I have problems in reshaping data from wide to long format:
- I have no identifier variable for the wide variables.
- My dataset is quite wide. I do have about 7000 variables.
- The number of variables per ID is not constant, so for some IDs I have 5 and for others I have 10 variables.
I was hoping that this Stata FAQ could help me, but unfortunately this does not work properly (see following code snippets).

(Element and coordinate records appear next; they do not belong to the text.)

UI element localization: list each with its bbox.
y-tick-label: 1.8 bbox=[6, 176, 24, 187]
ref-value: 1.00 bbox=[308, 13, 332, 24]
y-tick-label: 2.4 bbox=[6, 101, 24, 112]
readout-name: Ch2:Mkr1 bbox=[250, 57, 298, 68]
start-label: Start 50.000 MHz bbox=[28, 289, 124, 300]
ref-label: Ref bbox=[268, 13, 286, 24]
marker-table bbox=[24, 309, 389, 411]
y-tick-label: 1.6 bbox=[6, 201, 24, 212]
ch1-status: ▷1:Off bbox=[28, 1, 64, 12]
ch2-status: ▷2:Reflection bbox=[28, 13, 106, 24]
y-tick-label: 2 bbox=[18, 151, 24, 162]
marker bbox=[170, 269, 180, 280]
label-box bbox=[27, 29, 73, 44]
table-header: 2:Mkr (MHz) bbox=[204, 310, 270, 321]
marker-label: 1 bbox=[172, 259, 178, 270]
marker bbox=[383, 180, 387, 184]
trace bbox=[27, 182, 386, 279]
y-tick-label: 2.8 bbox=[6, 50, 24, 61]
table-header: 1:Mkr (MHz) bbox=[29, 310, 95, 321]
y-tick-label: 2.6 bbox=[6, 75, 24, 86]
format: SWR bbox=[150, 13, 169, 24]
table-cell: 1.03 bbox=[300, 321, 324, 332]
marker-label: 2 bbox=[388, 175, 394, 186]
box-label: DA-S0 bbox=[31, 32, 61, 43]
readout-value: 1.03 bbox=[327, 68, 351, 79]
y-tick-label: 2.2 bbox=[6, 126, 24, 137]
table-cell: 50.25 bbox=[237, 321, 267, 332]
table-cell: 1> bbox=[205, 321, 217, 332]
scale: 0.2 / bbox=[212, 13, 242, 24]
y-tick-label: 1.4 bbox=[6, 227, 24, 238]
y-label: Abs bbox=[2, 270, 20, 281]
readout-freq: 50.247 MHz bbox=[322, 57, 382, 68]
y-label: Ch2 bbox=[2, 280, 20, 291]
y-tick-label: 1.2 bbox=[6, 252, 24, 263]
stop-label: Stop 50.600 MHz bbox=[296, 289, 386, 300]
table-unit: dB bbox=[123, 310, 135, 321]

So I do have data that looks like the following example:
clear
input str45 Year
"2010"
"2011"
"2012"
"2014"
end
input str45 A101Meas0010
"1.50"
"1.70"
"1.71"
"1.71"
input str45 A101Meas0020
"50"
"60"
"65"
"64"
input str45 A101Meas0020A
"51"
"62"
"64"
"68"
input str45 FE123Meas0010
"1.60"
"1.75"
"1.92"
"1.94"
input str45 FE123Meas0020
"60"
"72"
"88"
"92"
list
+-------------------------------------------------------------+
| Year A10~0010 A10~0020 A1~0020A FE1~0010 FE1~0020 |
|-------------------------------------------------------------|
1. | 2010 1.50 50 51 1.60 60 |
2. | 2011 1.70 60 62 1.75 72 |
3. | 2012 1.71 65 64 1.92 88 |
4. | 2014 1.71 64 68 1.94 92 |
+-------------------------------------------------------------+
The final table I want to achieve would look something like this:
+--------------------------------------------------+
| Year ID Meas0010 Meas0020 Meas0020A |
|--------------------------------------------------|
1. | 2010 A101 1.50 50 . |
2. | 2010 FE123 1.60 51 60 |
3. | 2011 A101 1.70 60 . |
4. | 2011 FE123 1.75 62 72 |
5. | 2012 A101 1.71 65 . |
6. | 2012 FE123 1.92 64 88 |
7. | 2014 A101 1.71 64 . |
8. | 2014 FE123 1.94 68 92 |
+--------------------------------------------------+
I tried following code snippet close to the example from the Stata FAQ, but this throws an error:
unab vars : *Meas*
local stubs : subinstr local vars "Meas0010" "", all
local stubs : subinstr local stubs "Meas0020" "", all
local stubs : subinstr local stubs "Meas0020A" "", all
reshape long "`stubs'", i(Year) j(Measurement) string
(note: j = Meas0010 Meas0020 Meas0020A)
(note: A101AMeas0010 not found)
variable A101Meas0010 not found
r(111);
Any ideas how to reshape this? I never had to reshape such an odd structure before.
Additional Question: In the example above I did have to specify the Measurement-Names Meas0010
, Meas0020
and Meas0020A
. Is it possible to automate this as well? All measurement names start with the keyword Meas
, so the variable names are always of the structure _ID+Meas
Name, e.g. A101Meas0020A
stands for ID A101
and Measurement Meas0020A
.
The annoying thing is: I do know how to do this in MATLAB, but I am forced to use Stata here.